U.S. Sen. Chris Dodd, now in the process of rhetorically whipping the donors on behalf of President Barack Obama and a host of Democrats who hope to run against Wall Street in the upcoming elections, will be mixing his blood with the Wall Street gangsters.
Contributors, according to the Post report, will be paying upwards of $10,000 per person to attend the event to be held at the home of investment executive Ralph Schlosstein and deep pocket donor Jane Hartley.
“The guest list,” according to the report, “includes JP Morgan honcho David Topper, Wall Street lawyer Dick Beattie, hedge-fund investor James Torrey and ex-Clinton Treasury big Roger Altman.”
"The event,” said Gillibrand spokesman Matt Canter, “is not an industry event. It is being hosted by some of the leading Democratic donors in New York City, many of whom have supported Senator Gillibrand since her first run for Congress. Senator Gillibrand's support for strong financial reform proves there is zero conflict.”
It is supposed that Dodd, who is leaving the U.S. Senate when his term expires, can have no conflict of interest either. The conflict, if any there be, rests with the contributors.

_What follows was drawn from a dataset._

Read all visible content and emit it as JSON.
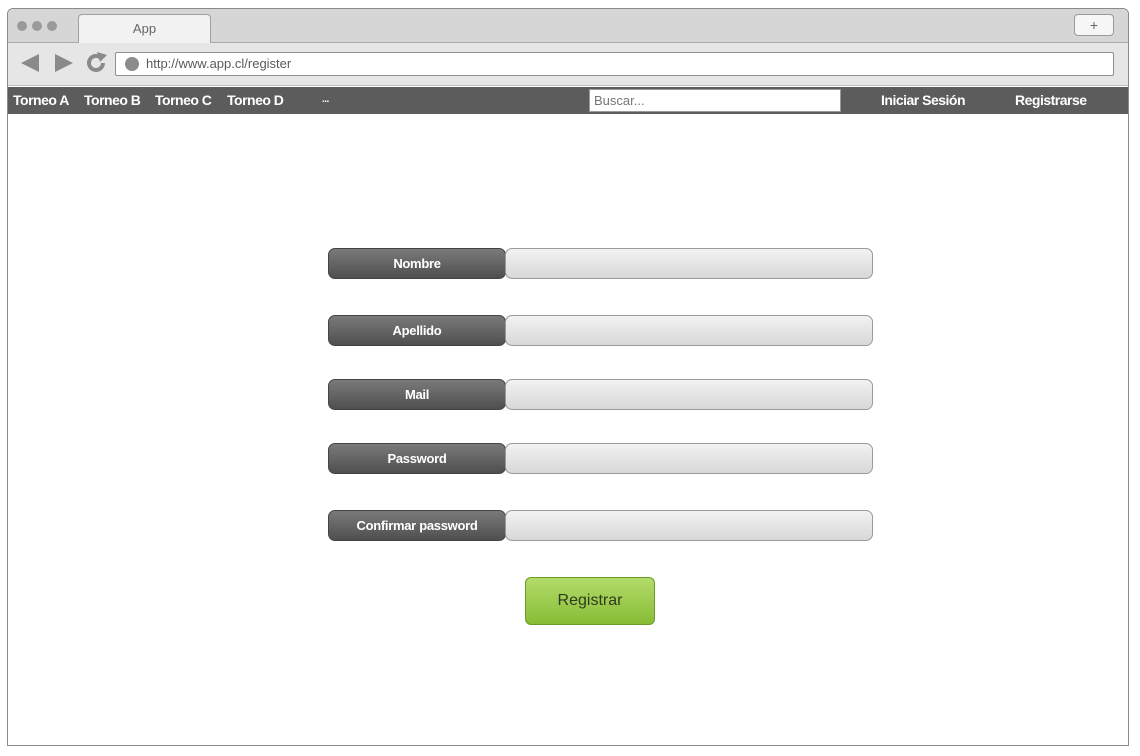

Assuming Wall Street is not either mad or seriously deluded – a doubtful assumption evidently not embraced by the apparatchiks who would very much like to clap greedy Wall Street financiers in a regulatory straight jacket – one must ask what the donations to Gillibrand will be purchasing, other than the regulatory rope Dodd and his likely successor, Connecticut's crusading Attorney General Richard Blumenthal, will use to hang the Wall Street honchos?
Dodd’s ramble with rich Wall Street donors also caught the attention of Ezra Klein of the Washington Post.

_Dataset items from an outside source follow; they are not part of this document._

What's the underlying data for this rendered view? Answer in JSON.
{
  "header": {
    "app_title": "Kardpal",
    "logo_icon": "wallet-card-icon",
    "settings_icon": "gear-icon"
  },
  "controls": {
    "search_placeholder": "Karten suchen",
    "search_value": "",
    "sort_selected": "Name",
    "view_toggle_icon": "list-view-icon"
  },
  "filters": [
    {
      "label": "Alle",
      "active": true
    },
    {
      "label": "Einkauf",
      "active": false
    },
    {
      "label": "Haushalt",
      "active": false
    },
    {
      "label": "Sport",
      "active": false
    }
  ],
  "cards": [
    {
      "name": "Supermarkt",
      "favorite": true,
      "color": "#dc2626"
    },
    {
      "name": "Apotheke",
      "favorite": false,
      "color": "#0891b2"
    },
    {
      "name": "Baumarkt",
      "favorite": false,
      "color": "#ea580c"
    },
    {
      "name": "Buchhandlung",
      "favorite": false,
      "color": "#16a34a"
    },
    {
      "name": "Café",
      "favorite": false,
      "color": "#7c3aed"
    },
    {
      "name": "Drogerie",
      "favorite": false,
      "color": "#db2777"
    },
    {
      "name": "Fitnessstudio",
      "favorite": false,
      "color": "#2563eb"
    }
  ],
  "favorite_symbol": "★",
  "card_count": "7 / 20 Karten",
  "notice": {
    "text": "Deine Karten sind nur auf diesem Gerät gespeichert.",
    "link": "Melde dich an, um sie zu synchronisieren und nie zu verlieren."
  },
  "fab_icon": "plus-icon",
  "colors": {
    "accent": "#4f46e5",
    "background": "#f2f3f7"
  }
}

Why do Democrats court danger in this reckless manner, Klein asked?
His answer: “It's because, to use a metaphor that's in vogue right now, our system of campaign finance turns politicians into vampire squids wrapped around the wallets of the rich, relentlessly jamming their blood funnels into anything that smells like money.”
That almost certainly is not the case with Dodd, at least in this instance, because Dodd gave up on politics shortly after it had given up on him. He is preparing to retire, possibly to Ireland, an enlighten country that reduced its once onerous business taxes to 12.5 percent, 7 percent lower than that of the United States, and experienced a rapid industrial growth that made the Emerald Isle the envy of Europe.
No, Dodd’s Cromwellian reforms of the banking system are tied to a bad conscience; the soon to be ex-senator needs no money for future campaigns.
It is the response of the Wall Street millioniare to Dodd that is astonishing. Carried in the tumbrels to the guillotine, transfixed at the blade above them, they still give of themselves – and willingly too – to the executioner, who is always glad to accept the offerings of those to whom he soon intends to bit a fond farewell.
To revert to the metaphor employed by Klein, it is the squid whose motivation is opaque.
One understands the squeezing. Over a period of years, congress has erected a Byzantine superstructure of taxes and tax exemptions, which in turn has produced an army of labor and business connected lobbyists that spends millions paying agents to stroke politicians for the purpose of obtaining more exemptions and favors. Along the way, some liberal congressionally favored pets – Countrywide, Fannie and Freddie Mac among them -- become too large to fail; and even when they do fail most spectacularly, still they are hand fed tax dollars by such as Dodd and U.S. Rep. Barney Frank.
There are, indeed, many varieties of squid in the congressional sea. Liberals such as Dodd tend to regard the embrace of the labor squid as a warm and affectionate love touch. But why the Wall Street squid should be so anxious to surrender its campaign contributions to politicians that have locked it in a fatal embrace is a mystery hardly touched by Klein’s analysis.